Not only can it go the distance, it recovers relatively quickly.
So I persevered because I could when perhaps others couldn’t.
I also persevered because I put myself in situations where I had no choice but to persist or die. That I carried no means to call for help was deliberate.
That I am alive today is due to something else beyond my control. We all have an animal inside us who does not want to die. My animal is strong and has kept me going, particularly during the long swim, far beyond what I would have believed were my limits.
I have persevered partially because of ego.
We all like to believe we are special. As I have written elsewhere, I like to quantify things. I come from nothing and no where. I had no encouraging parents. No mentor. I was a solitary child who created himself. No one believed in me but me. And that was not enough.
I read biographies of great men as how-to manuals. (Today you could probably write a best seller, GREATNESS FOR DUMMIES.) I thought I was capable of living as they had lived. And so I set out to write and sail and love. Not to have persevered would have been to fail to live up to my image of myself, to have been ordinary, and that was unthinkable.
If I persevered in part due to gifts and instincts beyond my control, I also did so in part because I understand that persevering can shift the odds, however slightly, in your favor, while quitting results in immediate and permanent failure.
I set off for Cape Horn forty-one years ago, had rigging damage near the Equator, turned down wind for Tahiti, made repairs there, set off for Cape Horn, got down to the Southern Ocean, had rigging damage again, sailed all the way back to San Diego. I didn’t have much money left. If I had quit then, that would have been that. But as I expect you know, I didn’t quit.
A common thread in the lives of men and women who are considered great is that they attribute their success not to brilliance, but to hard work and persistence. This is not false modesty. I’m sure they were aware of their talents; but they also knew that had they not persisted through failure and hardship, those talents would not have reached fruition.
One could as easily ask not why I have persevered, but why others who did not, gave up?
When I proofread the scans of some of my early books for the Kindle edItions, STORM PASSAGE was the one I was most tempted to rewrite.
Back then I was like my contemporary, Muhammad Ali, saying “I am the greatest”, and I expect for the same reason: we created images of ourselves that we had to live up to. Or try. And I also expect that we both believe that you are not what you say you can do, but what you actually do. And if you do it, you are it.
Muhammad Ali took brutal punishment to become Muhammad Ali.
I would have died trying to complete my voyages. I wrote at the start of that third attempt at Cape Horn that it was victory or death. Over the top? Perhaps for our less than epic age. But then I did live it.

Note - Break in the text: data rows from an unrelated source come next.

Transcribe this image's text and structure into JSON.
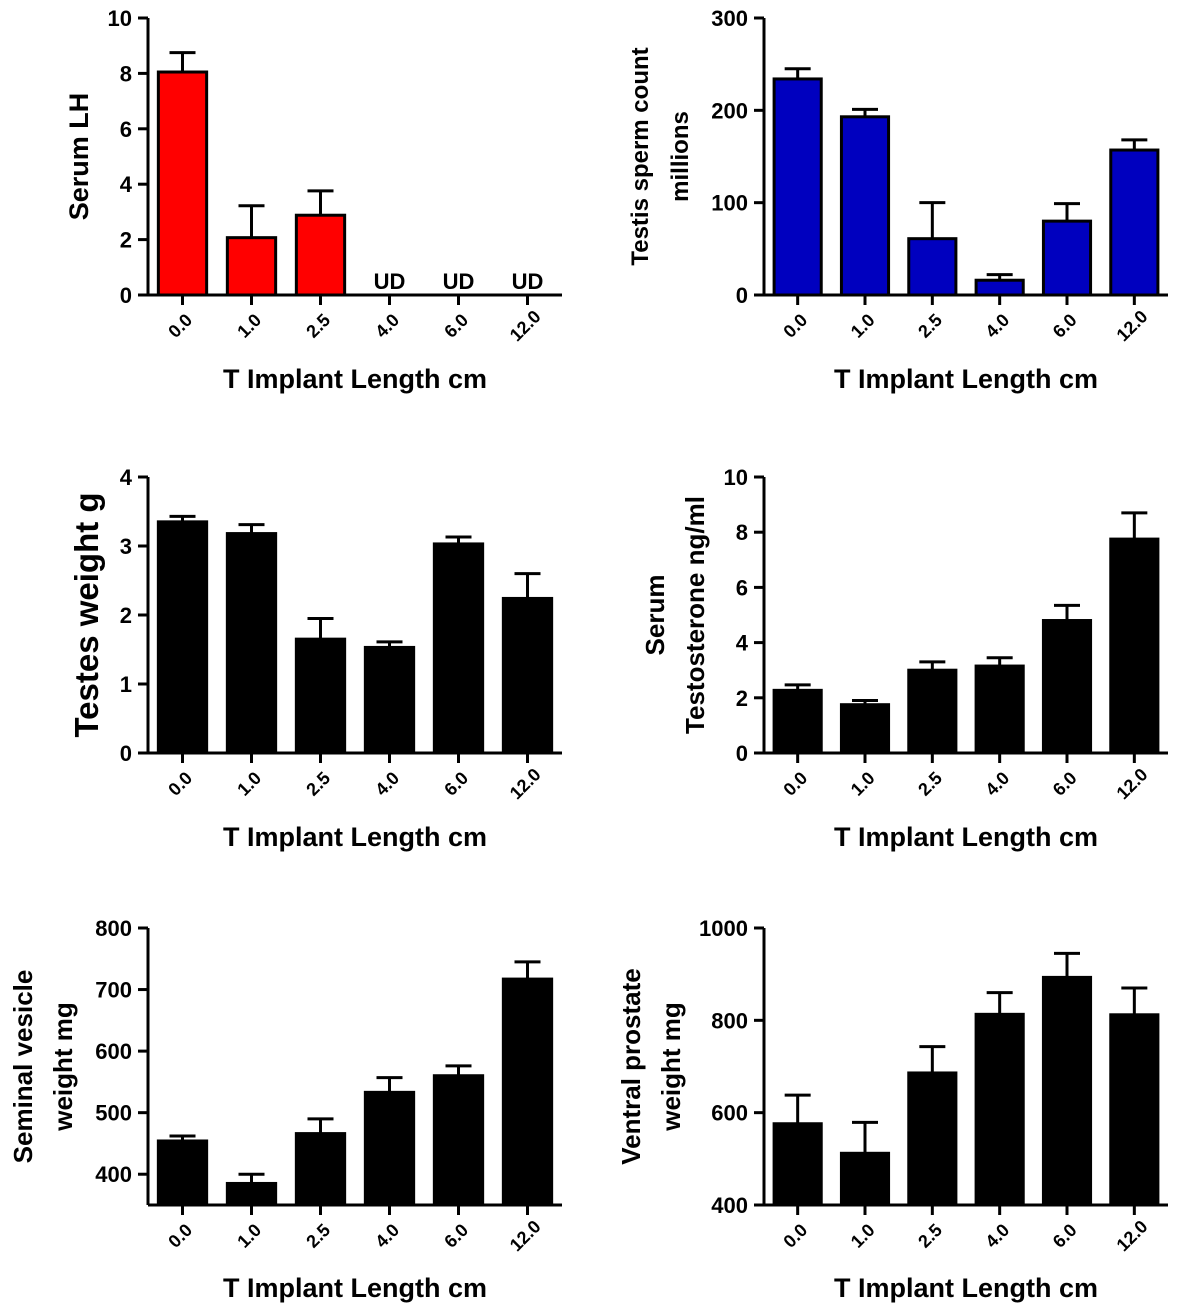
{
  "chart_data": [
    {
      "type": "bar",
      "categories": [
        "0.0",
        "1.0",
        "2.5",
        "4.0",
        "6.0",
        "12.0"
      ],
      "values": [
        8.05,
        2.07,
        2.88,
        null,
        null,
        null
      ],
      "errors": [
        0.7,
        1.15,
        0.88,
        null,
        null,
        null
      ],
      "value_labels": [
        null,
        null,
        null,
        "UD",
        "UD",
        "UD"
      ],
      "ylabel": [
        "Serum LH"
      ],
      "xlabel": "T Implant Length cm",
      "ylim": [
        0,
        10
      ],
      "yticks": [
        0,
        2,
        4,
        6,
        8,
        10
      ],
      "color": "#ff0000"
    },
    {
      "type": "bar",
      "categories": [
        "0.0",
        "1.0",
        "2.5",
        "4.0",
        "6.0",
        "12.0"
      ],
      "values": [
        234,
        193,
        61,
        16,
        80,
        157
      ],
      "errors": [
        11,
        8,
        39,
        6,
        19,
        11
      ],
      "ylabel": [
        "Testis sperm count",
        "millions"
      ],
      "xlabel": "T Implant Length cm",
      "ylim": [
        0,
        300
      ],
      "yticks": [
        0,
        100,
        200,
        300
      ],
      "color": "#0000bf"
    },
    {
      "type": "bar",
      "categories": [
        "0.0",
        "1.0",
        "2.5",
        "4.0",
        "6.0",
        "12.0"
      ],
      "values": [
        3.35,
        3.18,
        1.65,
        1.53,
        3.03,
        2.24
      ],
      "errors": [
        0.08,
        0.13,
        0.3,
        0.08,
        0.1,
        0.36
      ],
      "ylabel": [
        "Testes weight g"
      ],
      "xlabel": "T Implant Length cm",
      "ylim": [
        0,
        4
      ],
      "yticks": [
        0,
        1,
        2,
        3,
        4
      ],
      "color": "#000000"
    },
    {
      "type": "bar",
      "categories": [
        "0.0",
        "1.0",
        "2.5",
        "4.0",
        "6.0",
        "12.0"
      ],
      "values": [
        2.27,
        1.75,
        3.0,
        3.15,
        4.8,
        7.75
      ],
      "errors": [
        0.2,
        0.15,
        0.3,
        0.3,
        0.55,
        0.95
      ],
      "ylabel": [
        "Serum",
        "Testosterone ng/ml"
      ],
      "xlabel": "T Implant Length cm",
      "ylim": [
        0,
        10
      ],
      "yticks": [
        0,
        2,
        4,
        6,
        8,
        10
      ],
      "color": "#000000"
    },
    {
      "type": "bar",
      "categories": [
        "0.0",
        "1.0",
        "2.5",
        "4.0",
        "6.0",
        "12.0"
      ],
      "values": [
        454,
        385,
        466,
        533,
        560,
        717
      ],
      "errors": [
        8,
        15,
        24,
        24,
        16,
        28
      ],
      "ylabel": [
        "Seminal vesicle",
        "weight mg"
      ],
      "xlabel": "T Implant Length cm",
      "ylim": [
        350,
        800
      ],
      "yticks": [
        400,
        500,
        600,
        700,
        800
      ],
      "color": "#000000"
    },
    {
      "type": "bar",
      "categories": [
        "0.0",
        "1.0",
        "2.5",
        "4.0",
        "6.0",
        "12.0"
      ],
      "values": [
        576,
        512,
        686,
        813,
        893,
        812
      ],
      "errors": [
        62,
        67,
        57,
        47,
        52,
        58
      ],
      "ylabel": [
        "Ventral prostate",
        "weight mg"
      ],
      "xlabel": "T Implant Length cm",
      "ylim": [
        400,
        1000
      ],
      "yticks": [
        400,
        600,
        800,
        1000
      ],
      "color": "#000000"
    }
  ]
}
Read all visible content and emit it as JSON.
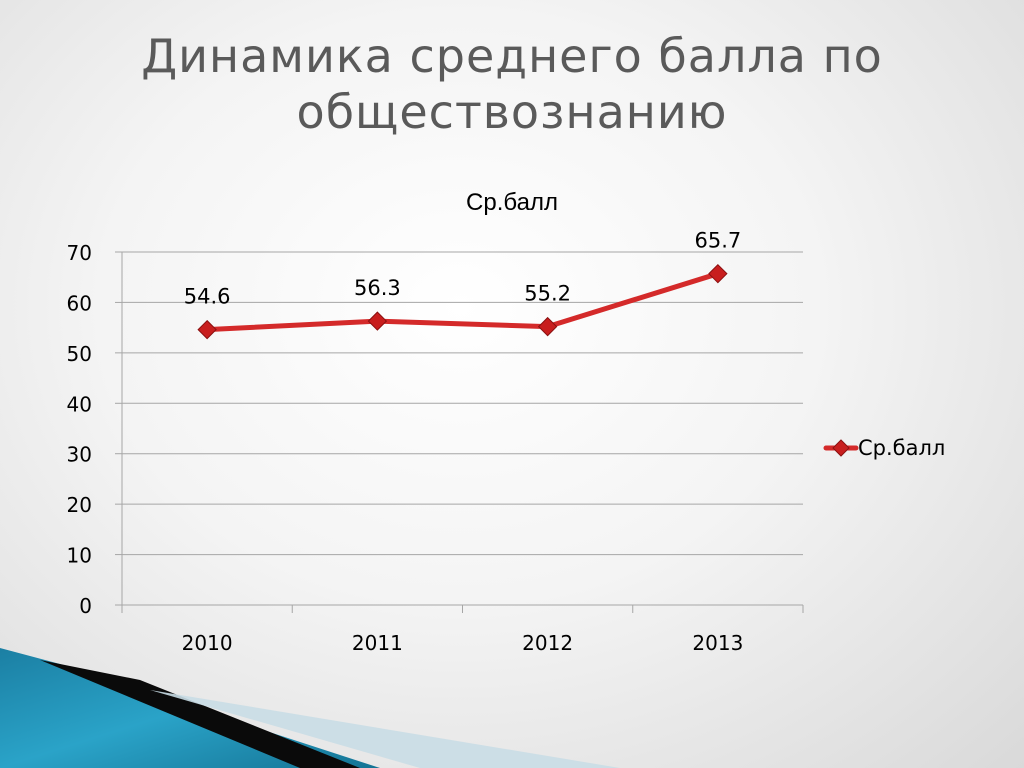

For a long time now I have not claimed to be great, only an original, and I have only competed with myself. That is easy: I always win. And of course lose. But I forget that side of it.
I still persevere because my body is still (mostly) strong and likes to be used; because persevering becomes a habit: it is what I do; because I still enjoy solving problems, overcoming obstacles; and because I still want to live up to the image I formed of myself long go.
I don’t know that I’ve answered your question, Brian, but I have considered it, and thank you for causing me to do so.
(I have not yet decided whether I will include this in the GANNET book.)